Conflict-of-interest statement: All the authors report no relevant conflicts of interest for this article.
Open-Access: This article is an open-access article that was selected by an in-house editor and fully peer-reviewed by external reviewers. It is distributed in accordance with the Creative Commons Attribution NonCommercial (CC BY-NC 4.0) license, which permits others to distribute, remix, adapt, build upon this work non-commercially, and license their derivative works on different terms, provided the original work is properly cited and the use is non-commercial. See: https://creativecommons.org/Licenses/by-nc/4.0/
Corresponding author: Abdulqadir J Nashwan, MSc, Research Scientist, Department of Nursing, Hamad Medical Corporation, Rayyan Road, Doha 3050, Qatar. anashwan@hamad.qa
Received: February 26, 2024 Revised: April 4, 2024 Accepted: April 18, 2024 Published online: June 16, 2024 Processing time: 98 Days and 22.4 Hours
Abstract
Artificial intelligence (AI), particularly machine learning (ML) and deep learning (DL) techniques, such as convolutional neural networks (CNNs), have emerged as transformative technologies with vast potential in healthcare. Body iron load is usually assessed using slightly invasive blood tests (serum ferritin, serum iron, and serum transferrin). Serum ferritin is widely used to assess body iron and drive medical management; however, it is an acute phase reactant protein offering wrong interpretation in the setting of inflammation and distressed patients. Magnetic resonance imaging is a non-invasive technique that can be used to assess liver iron. The ML and DL algorithms can be used to enhance the detection of minor changes. However, a lack of open-access datasets may delay the advancement of medical research in this field. In this letter, we highlight the importance of standardized datasets for advancing AI and CNNs in medical imaging. Despite the current limitations, embracing AI and CNNs holds promise in revolutionizing disease diagnosis and treatment.

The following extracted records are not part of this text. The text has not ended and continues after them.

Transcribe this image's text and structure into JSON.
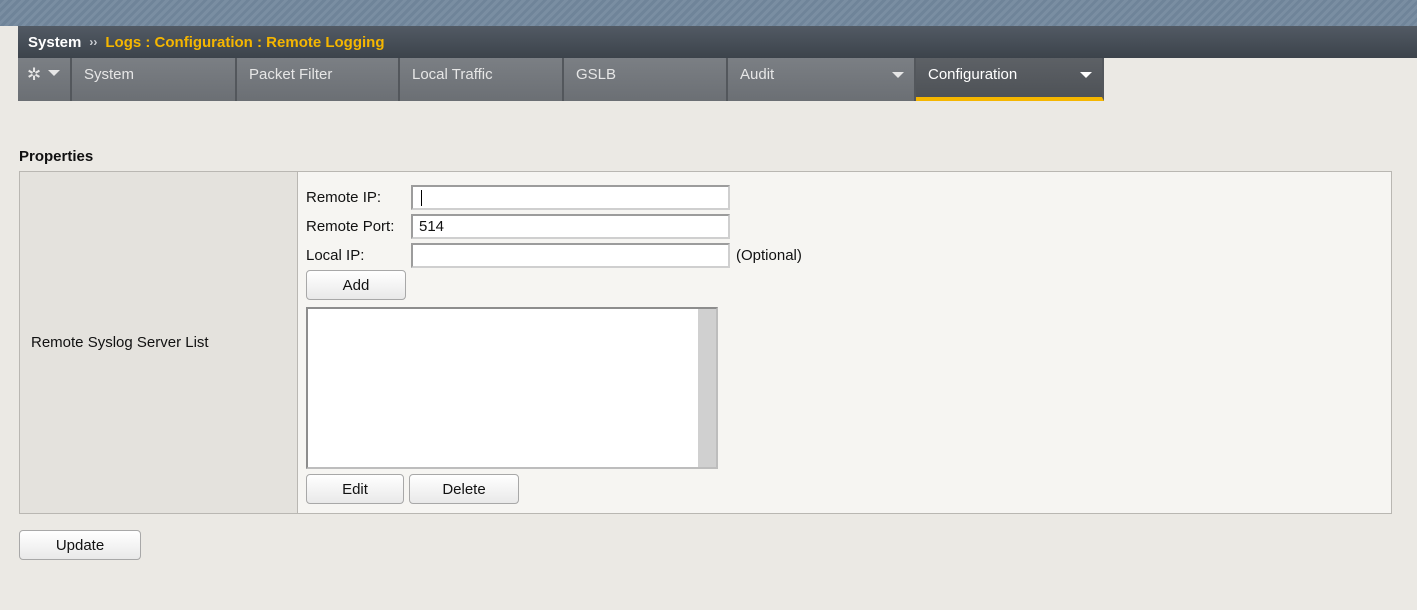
{
  "breadcrumb": {
    "root": "System",
    "separator": "››",
    "path": "Logs : Configuration : Remote Logging"
  },
  "tabs": [
    {
      "label": "System",
      "has_dropdown": false,
      "active": false
    },
    {
      "label": "Packet Filter",
      "has_dropdown": false,
      "active": false
    },
    {
      "label": "Local Traffic",
      "has_dropdown": false,
      "active": false
    },
    {
      "label": "GSLB",
      "has_dropdown": false,
      "active": false
    },
    {
      "label": "Audit",
      "has_dropdown": true,
      "active": false
    },
    {
      "label": "Configuration",
      "has_dropdown": true,
      "active": true
    }
  ],
  "section": {
    "title": "Properties",
    "row_label": "Remote Syslog Server List"
  },
  "form": {
    "remote_ip_label": "Remote IP:",
    "remote_ip_value": "",
    "remote_port_label": "Remote Port:",
    "remote_port_value": "514",
    "local_ip_label": "Local IP:",
    "local_ip_value": "",
    "optional_text": "(Optional)",
    "add_label": "Add",
    "edit_label": "Edit",
    "delete_label": "Delete"
  },
  "server_list": [],
  "update_label": "Update",
  "colors": {
    "accent": "#f5b600",
    "header_bg": "#464d55",
    "tab_bg": "#73777c",
    "page_bg": "#ebe9e4"
  },
  "icons": {
    "settings": "gear-icon"
  }
}
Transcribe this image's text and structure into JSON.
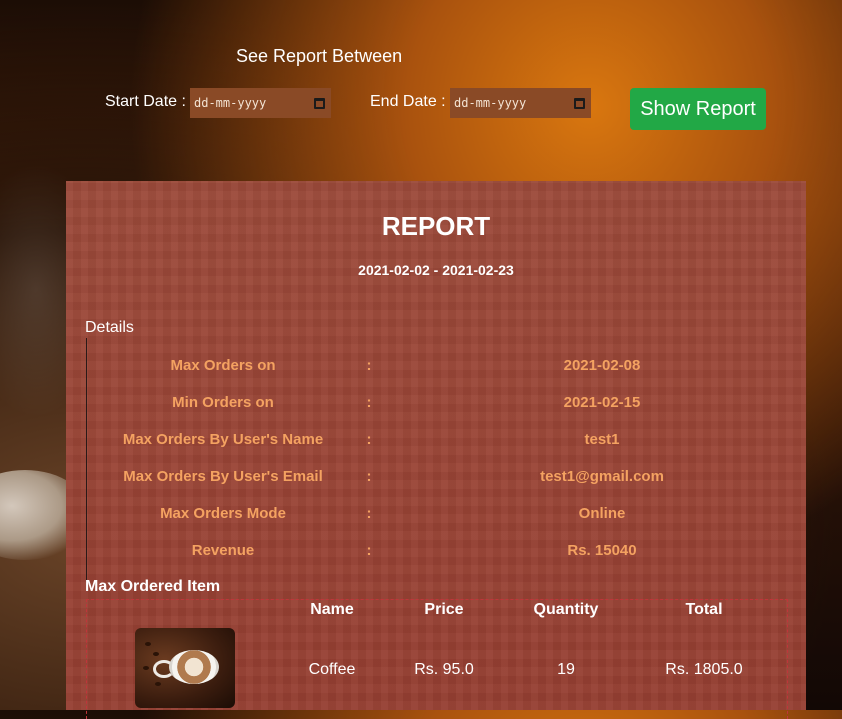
{
  "filter": {
    "title": "See Report Between",
    "start_label": "Start Date :",
    "start_placeholder": "dd-mm-yyyy",
    "end_label": "End Date :",
    "end_placeholder": "dd-mm-yyyy",
    "show_button": "Show Report",
    "button_color": "#22a846"
  },
  "report": {
    "title": "REPORT",
    "range": "2021-02-02 - 2021-02-23",
    "details_legend": "Details",
    "details": [
      {
        "label": "Max Orders on",
        "sep": ":",
        "value": "2021-02-08"
      },
      {
        "label": "Min Orders on",
        "sep": ":",
        "value": "2021-02-15"
      },
      {
        "label": "Max Orders By User's Name",
        "sep": ":",
        "value": "test1"
      },
      {
        "label": "Max Orders By User's Email",
        "sep": ":",
        "value": "test1@gmail.com"
      },
      {
        "label": "Max Orders Mode",
        "sep": ":",
        "value": "Online"
      },
      {
        "label": "Revenue",
        "sep": ":",
        "value": "Rs. 15040"
      }
    ],
    "max_item_legend": "Max Ordered Item",
    "item_table": {
      "headers": [
        "Name",
        "Price",
        "Quantity",
        "Total"
      ],
      "row": {
        "image_icon": "coffee-cup-image",
        "name": "Coffee",
        "price": "Rs. 95.0",
        "quantity": "19",
        "total": "Rs. 1805.0"
      }
    },
    "accent_color": "#f4a261"
  }
}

Core Tip: This editorial emphasizes the revolutionary impact of artificial intelligence (AI), particularly machine learning and deep learning techniques like convolutional neural networks (CNNs), in healthcare. Highlighting the limitations of traditional, slightly invasive blood tests for assessing body iron load, it advocates for magnetic resonance imaging 's non-invasive advantages. The editorial underscores the critical role of AI and CNNs in improving disease diagnosis and treatment, especially through the precise detection of minor changes in liver iron levels. However, it points out the significant hurdle of lacking open-access datasets, which hampers medical research progress. The call for standardized datasets is a crucial step towards leveraging AI in medical imaging, promising to transform patient care and management.